Supernatural Faith is not quite the same.  Like natural faith it involves first believing someone (trust) before believing in his testimony.  But with Faith there is no leap of faith involved.  God has picked us up and placed us across the chasm of mistrust and doubt.  He has given us a share in the trust that Christ had in the Father.  Now, Christ did not have Faith because He had the Beatific Vision from the moment of His conception, but nevertheless He merited for us the foundation of Faith—trust.  The problem is that we often put the cart before the horse and focus on what is revealed before we address the issue of trust in the Revealer.

There truly is no such thing as an “intellectual conversion”.  You can think all of the doctrines of the Faith are reasonable and still not have Faith.  You simply have right opinion.  That is a good thing, but it is not Faith.  Faith consists first in trusting the Divine Person and then, knowing that He cannot deceive or be deceived, you believe everything that He says. 

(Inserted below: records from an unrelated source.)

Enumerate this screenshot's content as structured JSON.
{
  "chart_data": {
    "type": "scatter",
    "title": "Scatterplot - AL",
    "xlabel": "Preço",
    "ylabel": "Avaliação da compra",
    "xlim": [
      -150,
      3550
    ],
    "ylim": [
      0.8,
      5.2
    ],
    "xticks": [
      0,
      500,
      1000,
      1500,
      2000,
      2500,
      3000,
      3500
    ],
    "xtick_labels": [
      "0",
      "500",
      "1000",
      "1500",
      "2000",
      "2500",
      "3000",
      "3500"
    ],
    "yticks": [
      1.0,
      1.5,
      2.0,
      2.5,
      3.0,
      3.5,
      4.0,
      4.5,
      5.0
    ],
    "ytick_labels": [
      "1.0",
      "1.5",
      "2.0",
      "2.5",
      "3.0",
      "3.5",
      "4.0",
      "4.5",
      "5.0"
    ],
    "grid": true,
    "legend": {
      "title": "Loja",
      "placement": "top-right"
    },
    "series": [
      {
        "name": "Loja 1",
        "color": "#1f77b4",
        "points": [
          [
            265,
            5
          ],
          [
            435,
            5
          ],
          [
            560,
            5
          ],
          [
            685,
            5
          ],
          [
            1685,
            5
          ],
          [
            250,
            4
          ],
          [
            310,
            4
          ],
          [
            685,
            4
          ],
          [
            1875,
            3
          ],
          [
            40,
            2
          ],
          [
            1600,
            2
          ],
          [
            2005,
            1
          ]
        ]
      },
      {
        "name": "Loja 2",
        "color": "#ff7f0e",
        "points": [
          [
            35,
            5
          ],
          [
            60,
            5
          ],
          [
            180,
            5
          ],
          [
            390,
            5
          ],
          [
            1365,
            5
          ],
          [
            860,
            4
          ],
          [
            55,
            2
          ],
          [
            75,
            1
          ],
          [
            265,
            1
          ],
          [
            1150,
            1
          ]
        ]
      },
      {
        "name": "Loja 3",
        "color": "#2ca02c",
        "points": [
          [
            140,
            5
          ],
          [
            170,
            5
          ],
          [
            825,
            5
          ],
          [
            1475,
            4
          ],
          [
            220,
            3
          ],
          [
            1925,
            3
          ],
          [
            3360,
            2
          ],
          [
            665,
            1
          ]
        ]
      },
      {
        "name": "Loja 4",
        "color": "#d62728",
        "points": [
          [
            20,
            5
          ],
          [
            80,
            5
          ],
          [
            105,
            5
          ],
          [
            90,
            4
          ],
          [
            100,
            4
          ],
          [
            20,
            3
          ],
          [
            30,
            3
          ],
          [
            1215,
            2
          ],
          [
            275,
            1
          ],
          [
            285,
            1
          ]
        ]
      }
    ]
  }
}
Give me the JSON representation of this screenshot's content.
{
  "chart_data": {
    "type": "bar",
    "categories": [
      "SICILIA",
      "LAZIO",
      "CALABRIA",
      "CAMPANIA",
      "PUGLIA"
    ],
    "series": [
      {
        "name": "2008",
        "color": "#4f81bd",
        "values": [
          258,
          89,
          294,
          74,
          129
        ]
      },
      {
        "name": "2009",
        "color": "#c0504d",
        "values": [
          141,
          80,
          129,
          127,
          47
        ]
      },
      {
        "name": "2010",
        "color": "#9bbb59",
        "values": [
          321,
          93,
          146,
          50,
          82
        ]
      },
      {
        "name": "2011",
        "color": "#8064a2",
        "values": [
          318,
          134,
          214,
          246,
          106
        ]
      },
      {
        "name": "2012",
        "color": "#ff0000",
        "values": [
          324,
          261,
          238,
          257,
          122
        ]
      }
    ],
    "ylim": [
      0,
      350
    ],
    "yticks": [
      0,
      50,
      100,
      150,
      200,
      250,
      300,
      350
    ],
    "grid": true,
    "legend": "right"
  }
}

There is a great recent example of this in an interview Jordan Peterson gave.  Anyone following him over the last few years will see that he is coming to think like a Christian.  He even admits to seeing Christ as an important historical figure who lived.  But he does not, and never will be able to, convince himself that Christ lives.  He still sees Him as living in the past and only influencing today through some natural progression of His doctrines.  This is natural faith, but, as I have said previously, one does not graduate from natural faith to supernatural Faith.  Pray that he receive the gift of Faith.

Disposing Ourselves to Receive Faith

We can detect our own tendency to naturalize Faith by how we respond to the interaction between Christ and the Apostles when He tells them it was because of little Faith that they could not cast out the demons (Mt 17:20).  Most of us read that as a rebuke.  But how can He rebuke them for something that they don’t naturally have?  Instead He is making them aware both of the power of Faith (it can move a mountain) and their need to ask and ready themselves to receive an increase (Lk 17:5). 

Because Faith is the foundation of the spiritual life and thus the deeper the foundation the taller the edifice that can be built upon it—but we said it was a gift and thus we cannot strictly speaking increase our faith we can ask for more faith and do certain things which dispose us for a reception of stronger Faith.  As St. John Henry Newman says :

“…with good dispositions faith is easy; and that without good dispositions, faith is not easy; and that those who were praised for their faith, were such as had already the good dispositions, and that those who were blamed for their unbelief, were such as were wanting in this respect, and would have believed, or believed sooner, had they possessed the necessary dispositions for believing, or a greater share of the them.”

St. John Henry Newman, Dispositions for Faith, Sermons Preached on Various Occasions.

There are two things in particular we can do to dispose ourselves to receive an increase in Faith.  First and most importantly is to ask.  Admit your unbelief and ask for an increase in Faith (Mk 9:24).  Second, exercise the virtue of Faith.  When you exercise the “muscle” of faith through its exercise, you will be ready for the Divine Spotter to add more weight on the bar of Faith.  The three exercises that are particularly helpful are:

  1. Make acts of faith, especially by reciting the Creed.  But also in general by affirming that you believe any particular doctrine you happen to come across in your spiritual reading or discussion.  I find this practice particularly helpful during homilies that otherwise would not move me.
  2. Study the Faith.  When you also understand you are able to make a firmer assent to what is believed.
  3. Teach the Faith or openly profess the Faith in front of others.  This requires first a trust in God that He rewards those who proclaim Him and then a trust that He has spoken truthfully.